"Showdown: Air Combat"

Military Channel launches series on historic aerial dogfight

In his day job, Air Force Maj. Paul "Max" Moga straps into the cockpit of a supersonic F-22A Raptor, one of America's deadliest new fighter aircraft. In his free time, Moga steps in front of a video camera as the host of "Showdown: Air Combat," a 10-episode series airing Sundays 10-11 p.m. on the Military Channel. From the Red Baron's German Fokker Dr-1 tri-plane to the cutting-edge swept-wing Russian MiG-15 jet fighter, the series provides viewers the opportunity to see these actual planes take to the skies.

A member of the Air Combat Command's 1st Fighter Wing, Moga offers insight into each vintage aircraft's strengths and weaknesses, its place in the timeline of aircraft design and the ground-breaking dogfight tactics employed in each confrontation.

Moga recently talked with The American Legion Magazine.

Q: How did you, an Air Force fighter pilot, land a television role like this?
A:
The folks at Travelling Light and the Military Channel were looking for a host who could lend credibility to the series. They were intent on achieving historical accuracy to the degree that they found actual vintage aircraft and talked to experts and pilots about the dogfights they wanted to re-create. They wanted an active-duty Air Force pilot. The producer of the series, Adam Friedman, heard about me through a mutual friend, and he met me at an air show in California.

Q: What persuaded you to take the part?
A:
A significant part of my job right now is outreach. I try to get the message out to as many people as possible about the Air Force. It took some time for the proposal to wend its way through the Air Force leadership, but ultimately it was recognized as a great opportunity for us to tell the Air Force story. The Military Channel adds credibility to its production. The Air Force gets access to a huge audience. And the public has the opportunity to witness accurate re-creations.
It is absolutely crucial to start grooming the next generation. I'm convinced that the best Raptor pilot the world is ever going to see is sitting out there in his or her fourth grade wondering what they want to do with their lives. I hope "Showdown: Air Combat" will spark an interest.

Q: How do today's air-combat tactics differ than those of previous wars?
A:
Tactics have evolved with capabilities. Technology advances have driven tactics. World War II and Korean War air-to-air fighting was a very close-in, phone-booth type activity. Combatants were getting up close and personal. When friend and foe saw each other, they knew one of them was not going home. In Vietnam, close-in combat ultimately gave way to the air-to-air missile age. Today's technology offers pilots an opportunity to set up a hundred miles away and work their way in, hopefully making a kill without ever having visual contact.

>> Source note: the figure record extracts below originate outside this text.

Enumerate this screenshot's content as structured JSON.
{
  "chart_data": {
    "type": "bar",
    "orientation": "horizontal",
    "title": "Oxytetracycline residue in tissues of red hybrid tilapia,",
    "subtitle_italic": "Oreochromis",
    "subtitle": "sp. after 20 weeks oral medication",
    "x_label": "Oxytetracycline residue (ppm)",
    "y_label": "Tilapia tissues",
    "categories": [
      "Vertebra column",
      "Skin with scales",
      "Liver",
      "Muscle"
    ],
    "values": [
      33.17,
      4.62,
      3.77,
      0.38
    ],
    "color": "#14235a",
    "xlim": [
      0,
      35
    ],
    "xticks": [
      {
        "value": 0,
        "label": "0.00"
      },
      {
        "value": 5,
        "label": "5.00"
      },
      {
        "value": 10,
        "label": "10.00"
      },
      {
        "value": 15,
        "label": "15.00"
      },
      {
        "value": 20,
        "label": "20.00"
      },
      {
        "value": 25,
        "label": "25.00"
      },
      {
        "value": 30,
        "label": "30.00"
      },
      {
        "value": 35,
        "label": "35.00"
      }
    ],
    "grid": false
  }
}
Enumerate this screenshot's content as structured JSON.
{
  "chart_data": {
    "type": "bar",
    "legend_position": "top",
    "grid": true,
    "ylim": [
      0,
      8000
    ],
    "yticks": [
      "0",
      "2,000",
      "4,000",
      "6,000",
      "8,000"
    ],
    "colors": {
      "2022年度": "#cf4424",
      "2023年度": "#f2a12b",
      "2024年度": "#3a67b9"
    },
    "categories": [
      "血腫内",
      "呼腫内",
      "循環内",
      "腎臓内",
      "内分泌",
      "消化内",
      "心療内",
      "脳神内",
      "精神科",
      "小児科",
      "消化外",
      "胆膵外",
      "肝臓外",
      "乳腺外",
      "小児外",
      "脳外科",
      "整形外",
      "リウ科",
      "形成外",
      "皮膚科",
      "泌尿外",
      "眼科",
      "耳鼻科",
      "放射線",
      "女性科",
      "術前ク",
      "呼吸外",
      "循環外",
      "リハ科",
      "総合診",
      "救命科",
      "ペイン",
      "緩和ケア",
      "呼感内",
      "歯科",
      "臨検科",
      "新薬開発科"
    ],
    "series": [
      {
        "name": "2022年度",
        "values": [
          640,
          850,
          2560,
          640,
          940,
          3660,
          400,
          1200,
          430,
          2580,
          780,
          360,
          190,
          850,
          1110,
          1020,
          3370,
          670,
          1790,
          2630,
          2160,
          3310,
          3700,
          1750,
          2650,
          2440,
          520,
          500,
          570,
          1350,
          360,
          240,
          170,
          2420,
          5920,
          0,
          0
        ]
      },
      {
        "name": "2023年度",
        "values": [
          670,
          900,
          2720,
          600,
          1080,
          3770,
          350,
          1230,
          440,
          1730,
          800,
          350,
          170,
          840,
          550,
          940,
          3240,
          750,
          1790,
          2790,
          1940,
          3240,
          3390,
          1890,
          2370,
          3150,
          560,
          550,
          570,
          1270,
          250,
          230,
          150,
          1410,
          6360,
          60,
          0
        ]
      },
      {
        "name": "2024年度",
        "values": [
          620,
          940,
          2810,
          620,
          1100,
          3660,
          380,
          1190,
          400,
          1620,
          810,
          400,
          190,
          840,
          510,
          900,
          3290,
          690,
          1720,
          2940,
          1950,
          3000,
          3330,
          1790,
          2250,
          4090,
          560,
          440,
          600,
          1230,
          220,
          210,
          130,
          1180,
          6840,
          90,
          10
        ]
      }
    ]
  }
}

Q: How do today's fighter pilots differ from their predecessors?
A:
Technology and tactics have certainly evolved, but the warrior ethos has not changed. That's something the Air Force has made a very conscious effort to preserve throughout our history. It doesn't matter if you are flying an F-22 or you're back flying a P-51, the one thing that, cannot change is the fighter pilot warrior mentality.
The Air Force is very aware of that and we start grooming the young ones at an early stage.

Q: What is "Showdown" really about?
A:
The show is a really great way to pay honor and tribute to folks that are responsible for the country that we live in today. The guys featured in the episodes defied the odds and rose to meet life and death challenges time and time again. They are all true heroes.